Like other major forms of transportation, the path from exploratory basic research to practical applications is not one-directional and linear, but rather complex and cyclic. Resultant technologies enable even more fundamental discoveries, such as quantum mechanics, which has led to computer chips and other inventions that are responsible for an estimated 30 percent of the U.S. gross national product.

The unintentional adversaries of basic research are short-term thinking and a demand for immediate results. In order to tap into the full potential of human intellect and imagination, we need to balance short-term expectations with long-term investment. Just as a financial expert would never recommend forgoing a retirement fund in order to enrich an already sufficient checking account, we need to advocate for a balanced portfolio of short-term and long-term research initiatives.

But driven by decreasing funding, against a background of economic uncertainty, global political turmoil, and ever-shortening time cycles, research criteria are becoming dangerously skewed towards short-term goals that may address more immediate problems, but miss out on the huge advances that human imagination can bring in the long term.
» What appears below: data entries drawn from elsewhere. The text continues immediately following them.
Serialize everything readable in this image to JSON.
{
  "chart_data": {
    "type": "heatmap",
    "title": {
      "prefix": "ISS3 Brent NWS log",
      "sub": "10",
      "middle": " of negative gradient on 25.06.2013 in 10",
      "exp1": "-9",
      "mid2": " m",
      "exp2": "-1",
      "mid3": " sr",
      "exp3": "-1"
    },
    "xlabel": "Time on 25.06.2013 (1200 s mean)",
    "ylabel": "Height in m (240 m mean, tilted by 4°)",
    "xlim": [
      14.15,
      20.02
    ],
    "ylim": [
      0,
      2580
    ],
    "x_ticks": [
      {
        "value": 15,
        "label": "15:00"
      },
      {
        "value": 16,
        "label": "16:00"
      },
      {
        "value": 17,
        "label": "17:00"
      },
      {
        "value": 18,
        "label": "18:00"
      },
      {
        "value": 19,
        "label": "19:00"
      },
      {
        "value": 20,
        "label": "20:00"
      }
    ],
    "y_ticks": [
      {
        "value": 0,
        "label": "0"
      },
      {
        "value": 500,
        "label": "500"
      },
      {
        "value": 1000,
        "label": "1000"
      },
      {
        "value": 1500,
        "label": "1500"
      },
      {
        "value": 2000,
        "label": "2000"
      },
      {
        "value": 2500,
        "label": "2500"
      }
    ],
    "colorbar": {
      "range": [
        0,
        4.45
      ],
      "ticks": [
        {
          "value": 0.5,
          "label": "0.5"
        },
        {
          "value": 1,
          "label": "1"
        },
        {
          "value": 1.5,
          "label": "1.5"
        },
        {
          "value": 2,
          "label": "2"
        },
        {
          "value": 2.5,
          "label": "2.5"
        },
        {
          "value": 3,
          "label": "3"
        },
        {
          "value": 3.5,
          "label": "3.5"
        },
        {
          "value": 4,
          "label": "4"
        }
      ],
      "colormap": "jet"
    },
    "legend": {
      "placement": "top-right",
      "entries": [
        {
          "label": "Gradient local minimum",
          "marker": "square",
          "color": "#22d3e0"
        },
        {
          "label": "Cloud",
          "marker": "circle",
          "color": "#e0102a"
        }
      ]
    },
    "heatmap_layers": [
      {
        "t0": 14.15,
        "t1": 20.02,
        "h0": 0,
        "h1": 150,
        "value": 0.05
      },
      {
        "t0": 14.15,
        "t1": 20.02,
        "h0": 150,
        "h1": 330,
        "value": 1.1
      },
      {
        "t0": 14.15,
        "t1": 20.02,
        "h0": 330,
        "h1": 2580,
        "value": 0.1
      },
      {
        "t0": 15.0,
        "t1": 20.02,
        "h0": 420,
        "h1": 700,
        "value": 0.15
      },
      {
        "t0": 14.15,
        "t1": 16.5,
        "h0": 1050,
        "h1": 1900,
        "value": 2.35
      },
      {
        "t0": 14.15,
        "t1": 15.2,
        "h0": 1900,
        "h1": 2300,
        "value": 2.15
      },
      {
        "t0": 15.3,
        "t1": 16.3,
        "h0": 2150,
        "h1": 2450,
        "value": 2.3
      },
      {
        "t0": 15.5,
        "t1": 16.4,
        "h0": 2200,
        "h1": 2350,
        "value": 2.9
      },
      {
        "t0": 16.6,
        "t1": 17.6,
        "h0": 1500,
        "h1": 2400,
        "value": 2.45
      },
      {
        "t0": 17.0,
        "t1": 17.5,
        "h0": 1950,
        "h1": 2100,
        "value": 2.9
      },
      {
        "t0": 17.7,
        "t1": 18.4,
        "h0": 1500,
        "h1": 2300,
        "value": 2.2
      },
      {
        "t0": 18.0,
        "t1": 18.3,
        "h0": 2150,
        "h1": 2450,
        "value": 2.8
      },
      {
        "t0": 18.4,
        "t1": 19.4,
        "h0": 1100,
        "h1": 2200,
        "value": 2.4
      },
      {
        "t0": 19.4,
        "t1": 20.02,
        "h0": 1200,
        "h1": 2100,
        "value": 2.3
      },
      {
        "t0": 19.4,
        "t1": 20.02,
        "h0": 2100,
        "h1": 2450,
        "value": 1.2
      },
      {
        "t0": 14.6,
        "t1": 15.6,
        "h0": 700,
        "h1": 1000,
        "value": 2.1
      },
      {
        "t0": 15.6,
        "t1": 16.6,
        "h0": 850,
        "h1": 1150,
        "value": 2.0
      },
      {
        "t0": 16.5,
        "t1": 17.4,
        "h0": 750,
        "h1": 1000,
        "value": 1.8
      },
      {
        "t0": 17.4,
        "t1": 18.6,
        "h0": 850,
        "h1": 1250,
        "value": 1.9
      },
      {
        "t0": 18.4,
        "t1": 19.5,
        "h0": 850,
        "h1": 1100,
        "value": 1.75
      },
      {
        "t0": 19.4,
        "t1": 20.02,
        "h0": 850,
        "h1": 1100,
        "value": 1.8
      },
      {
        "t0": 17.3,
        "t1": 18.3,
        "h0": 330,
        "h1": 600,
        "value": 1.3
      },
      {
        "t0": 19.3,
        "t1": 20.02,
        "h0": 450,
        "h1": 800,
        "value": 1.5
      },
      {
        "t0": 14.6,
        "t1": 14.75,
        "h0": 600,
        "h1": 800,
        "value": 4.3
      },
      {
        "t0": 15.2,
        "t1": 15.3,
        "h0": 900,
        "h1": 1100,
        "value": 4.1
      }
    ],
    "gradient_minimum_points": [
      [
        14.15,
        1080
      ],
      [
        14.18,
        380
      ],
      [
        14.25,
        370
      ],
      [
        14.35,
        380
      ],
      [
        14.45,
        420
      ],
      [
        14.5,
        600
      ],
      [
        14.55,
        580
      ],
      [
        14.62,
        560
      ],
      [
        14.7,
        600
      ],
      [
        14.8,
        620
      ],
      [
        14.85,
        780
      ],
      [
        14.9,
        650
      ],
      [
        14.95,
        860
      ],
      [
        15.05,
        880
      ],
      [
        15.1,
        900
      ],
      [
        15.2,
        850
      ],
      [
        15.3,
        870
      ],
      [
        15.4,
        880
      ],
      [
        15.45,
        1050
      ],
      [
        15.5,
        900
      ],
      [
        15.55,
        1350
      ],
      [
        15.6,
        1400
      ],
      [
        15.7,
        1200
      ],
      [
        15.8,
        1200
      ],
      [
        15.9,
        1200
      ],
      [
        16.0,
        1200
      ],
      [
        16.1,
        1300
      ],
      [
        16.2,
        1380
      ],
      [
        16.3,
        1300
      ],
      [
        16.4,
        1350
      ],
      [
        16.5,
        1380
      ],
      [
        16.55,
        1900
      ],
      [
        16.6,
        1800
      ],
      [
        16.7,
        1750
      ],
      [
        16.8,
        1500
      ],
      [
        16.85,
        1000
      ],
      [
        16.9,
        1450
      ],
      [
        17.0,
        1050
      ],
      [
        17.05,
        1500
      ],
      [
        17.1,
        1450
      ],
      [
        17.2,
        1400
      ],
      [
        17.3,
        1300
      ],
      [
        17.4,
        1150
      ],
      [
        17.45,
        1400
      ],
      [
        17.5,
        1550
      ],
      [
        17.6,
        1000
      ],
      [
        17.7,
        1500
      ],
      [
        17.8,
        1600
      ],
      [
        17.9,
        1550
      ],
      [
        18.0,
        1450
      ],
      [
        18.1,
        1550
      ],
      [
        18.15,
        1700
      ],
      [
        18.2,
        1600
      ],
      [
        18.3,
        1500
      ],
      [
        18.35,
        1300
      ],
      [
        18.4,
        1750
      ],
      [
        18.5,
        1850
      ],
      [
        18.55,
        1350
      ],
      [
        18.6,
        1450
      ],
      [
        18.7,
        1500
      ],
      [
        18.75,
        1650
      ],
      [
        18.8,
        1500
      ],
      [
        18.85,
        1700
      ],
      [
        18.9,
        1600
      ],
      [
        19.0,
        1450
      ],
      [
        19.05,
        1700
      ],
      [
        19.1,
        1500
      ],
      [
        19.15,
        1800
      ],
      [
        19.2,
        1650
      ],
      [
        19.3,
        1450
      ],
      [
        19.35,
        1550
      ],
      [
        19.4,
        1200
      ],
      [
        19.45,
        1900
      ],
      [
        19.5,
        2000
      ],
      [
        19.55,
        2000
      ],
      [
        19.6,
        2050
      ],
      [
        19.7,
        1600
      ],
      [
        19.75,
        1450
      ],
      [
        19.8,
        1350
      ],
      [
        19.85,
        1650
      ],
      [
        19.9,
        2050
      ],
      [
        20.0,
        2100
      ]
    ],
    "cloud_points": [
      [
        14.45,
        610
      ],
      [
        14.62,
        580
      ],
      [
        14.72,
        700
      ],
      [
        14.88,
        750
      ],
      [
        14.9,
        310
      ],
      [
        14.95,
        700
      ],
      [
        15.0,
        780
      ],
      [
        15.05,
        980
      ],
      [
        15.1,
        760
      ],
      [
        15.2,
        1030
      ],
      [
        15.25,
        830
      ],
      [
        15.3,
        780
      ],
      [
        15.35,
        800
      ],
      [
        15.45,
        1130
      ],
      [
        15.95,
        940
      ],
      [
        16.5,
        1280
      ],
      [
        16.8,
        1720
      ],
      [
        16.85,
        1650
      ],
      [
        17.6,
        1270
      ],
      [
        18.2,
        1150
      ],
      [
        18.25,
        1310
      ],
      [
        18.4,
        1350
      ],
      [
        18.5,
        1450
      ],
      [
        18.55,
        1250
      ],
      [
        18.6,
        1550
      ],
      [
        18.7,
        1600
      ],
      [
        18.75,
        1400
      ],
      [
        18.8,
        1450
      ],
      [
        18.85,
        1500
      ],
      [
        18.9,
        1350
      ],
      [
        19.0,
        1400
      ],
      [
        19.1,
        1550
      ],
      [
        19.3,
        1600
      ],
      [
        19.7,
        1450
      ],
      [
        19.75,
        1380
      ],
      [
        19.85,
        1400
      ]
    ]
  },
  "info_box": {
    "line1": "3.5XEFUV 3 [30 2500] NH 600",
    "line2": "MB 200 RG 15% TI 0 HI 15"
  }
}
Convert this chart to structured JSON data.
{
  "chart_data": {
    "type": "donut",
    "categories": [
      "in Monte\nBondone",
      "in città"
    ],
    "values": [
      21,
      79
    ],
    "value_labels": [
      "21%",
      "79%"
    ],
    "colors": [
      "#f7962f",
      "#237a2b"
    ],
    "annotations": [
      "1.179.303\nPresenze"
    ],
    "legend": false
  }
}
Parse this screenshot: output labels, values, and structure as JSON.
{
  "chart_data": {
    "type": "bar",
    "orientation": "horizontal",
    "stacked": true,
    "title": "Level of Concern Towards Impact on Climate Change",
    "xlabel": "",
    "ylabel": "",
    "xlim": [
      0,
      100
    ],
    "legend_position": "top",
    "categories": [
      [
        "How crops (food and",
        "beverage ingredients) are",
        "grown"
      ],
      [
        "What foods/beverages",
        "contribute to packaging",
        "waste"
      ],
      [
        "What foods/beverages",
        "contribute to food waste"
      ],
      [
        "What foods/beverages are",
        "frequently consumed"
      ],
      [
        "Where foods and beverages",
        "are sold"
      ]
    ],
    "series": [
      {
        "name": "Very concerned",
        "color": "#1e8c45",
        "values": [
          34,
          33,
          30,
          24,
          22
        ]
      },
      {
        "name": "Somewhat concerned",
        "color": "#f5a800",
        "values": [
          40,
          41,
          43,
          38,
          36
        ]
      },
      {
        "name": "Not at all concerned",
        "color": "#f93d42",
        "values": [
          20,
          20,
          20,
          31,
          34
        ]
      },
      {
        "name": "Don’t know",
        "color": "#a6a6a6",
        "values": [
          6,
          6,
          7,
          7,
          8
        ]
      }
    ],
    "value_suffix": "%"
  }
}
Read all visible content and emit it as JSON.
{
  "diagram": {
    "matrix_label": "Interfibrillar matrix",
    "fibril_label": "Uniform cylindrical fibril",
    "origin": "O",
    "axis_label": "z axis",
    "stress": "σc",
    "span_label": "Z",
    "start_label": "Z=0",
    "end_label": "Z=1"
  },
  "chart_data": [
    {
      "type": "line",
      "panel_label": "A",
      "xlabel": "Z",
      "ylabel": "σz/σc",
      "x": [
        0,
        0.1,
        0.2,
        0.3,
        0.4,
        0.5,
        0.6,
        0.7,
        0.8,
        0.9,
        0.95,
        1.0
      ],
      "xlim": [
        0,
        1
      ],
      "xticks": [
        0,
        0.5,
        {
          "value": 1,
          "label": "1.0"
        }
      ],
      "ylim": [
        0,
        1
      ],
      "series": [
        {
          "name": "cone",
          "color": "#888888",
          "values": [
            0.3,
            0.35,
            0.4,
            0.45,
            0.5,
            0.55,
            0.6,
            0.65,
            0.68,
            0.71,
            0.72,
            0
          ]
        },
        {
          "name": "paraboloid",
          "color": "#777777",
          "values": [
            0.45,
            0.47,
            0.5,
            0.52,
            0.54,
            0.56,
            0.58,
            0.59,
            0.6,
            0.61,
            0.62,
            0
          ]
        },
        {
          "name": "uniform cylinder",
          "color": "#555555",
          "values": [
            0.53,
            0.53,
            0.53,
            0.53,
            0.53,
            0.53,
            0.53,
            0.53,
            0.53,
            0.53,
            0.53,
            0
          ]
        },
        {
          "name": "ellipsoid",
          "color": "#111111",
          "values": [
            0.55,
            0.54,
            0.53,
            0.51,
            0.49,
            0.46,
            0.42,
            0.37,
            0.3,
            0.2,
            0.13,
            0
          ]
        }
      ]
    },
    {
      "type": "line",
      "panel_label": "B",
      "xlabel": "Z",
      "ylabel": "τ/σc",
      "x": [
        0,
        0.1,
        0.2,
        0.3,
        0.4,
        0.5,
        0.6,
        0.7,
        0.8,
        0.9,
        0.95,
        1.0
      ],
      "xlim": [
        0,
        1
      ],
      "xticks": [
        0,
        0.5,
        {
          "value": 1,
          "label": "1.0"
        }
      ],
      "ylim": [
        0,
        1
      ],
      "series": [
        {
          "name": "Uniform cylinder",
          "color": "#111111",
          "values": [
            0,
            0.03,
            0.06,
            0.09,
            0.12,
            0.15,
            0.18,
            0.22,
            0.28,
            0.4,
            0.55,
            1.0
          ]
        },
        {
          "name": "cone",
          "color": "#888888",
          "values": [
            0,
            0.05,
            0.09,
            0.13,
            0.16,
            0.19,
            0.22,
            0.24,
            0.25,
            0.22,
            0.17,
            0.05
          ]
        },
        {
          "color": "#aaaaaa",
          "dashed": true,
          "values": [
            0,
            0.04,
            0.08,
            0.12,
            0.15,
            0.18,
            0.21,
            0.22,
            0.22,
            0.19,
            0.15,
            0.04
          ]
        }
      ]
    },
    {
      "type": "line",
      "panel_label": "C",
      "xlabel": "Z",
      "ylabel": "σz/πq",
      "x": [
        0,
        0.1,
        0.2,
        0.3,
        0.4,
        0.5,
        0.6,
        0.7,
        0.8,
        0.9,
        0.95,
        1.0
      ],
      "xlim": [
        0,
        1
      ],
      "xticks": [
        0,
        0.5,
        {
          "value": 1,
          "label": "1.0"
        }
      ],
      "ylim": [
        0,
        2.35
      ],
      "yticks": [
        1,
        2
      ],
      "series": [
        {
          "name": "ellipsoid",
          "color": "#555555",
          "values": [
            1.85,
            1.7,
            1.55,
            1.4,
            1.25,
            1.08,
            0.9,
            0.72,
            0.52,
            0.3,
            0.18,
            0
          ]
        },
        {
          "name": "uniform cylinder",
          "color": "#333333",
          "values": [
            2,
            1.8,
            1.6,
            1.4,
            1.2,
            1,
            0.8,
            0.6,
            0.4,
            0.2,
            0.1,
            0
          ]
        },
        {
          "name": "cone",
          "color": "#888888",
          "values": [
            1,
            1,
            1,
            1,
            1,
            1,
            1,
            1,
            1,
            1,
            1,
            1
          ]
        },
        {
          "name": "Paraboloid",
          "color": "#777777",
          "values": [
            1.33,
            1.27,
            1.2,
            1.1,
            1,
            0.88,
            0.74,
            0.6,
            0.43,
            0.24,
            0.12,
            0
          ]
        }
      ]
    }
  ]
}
It is a worrisome trend that over the last decades both public and private support for basic research has declined. The postwar decades saw an unprecedented worldwide growth of science, including the creation of funding councils like the National Science Foundation and massive investments in research infrastructure. Recent decades have seen a marked retrenchment.

Steadily declining public funding is currently insufficient to keep up with the expanding role of the scientific enterprise in a modern knowledge-based society. The U.S. federal research and development budget, measured as a fraction of the gross domestic product, has steadily declined, from a high of 2.1 percent in 1964, at the height of the Cold War and the space race, to currently less than .8 percent. The budget for the National Institutes of Health, the largest supporter of medical research in the United States, has fallen by 25 percent over the past decade.

Governments are increasingly directing research funding to tackle important societal challenges, such as the transition to clean sustainable energy, battling climate change, and preventing worldwide epidemics, all within flat or decreasing budgets. As a consequence of the priorities and politics of the time, basic research and its budget are given short shrift.

It is a well-known human trait to focus on necessities—earmarking resources for immediate needs and short-term solutions—in periods of stress. But investing in basic research, just like saving for retirement, is a prerequisite for ensuring welfare, innovation, and societal progress that can’t be applied retroactively. Long-term investments in basic research are crucial and lead to an even higher goal: the world fundamentally benefits from embracing the scientific culture of accuracy, truth seeking, critical questioning and dialogue, healthy skepticism, respect for facts and uncertainties, and wonder at the richness of nature and the human spirit.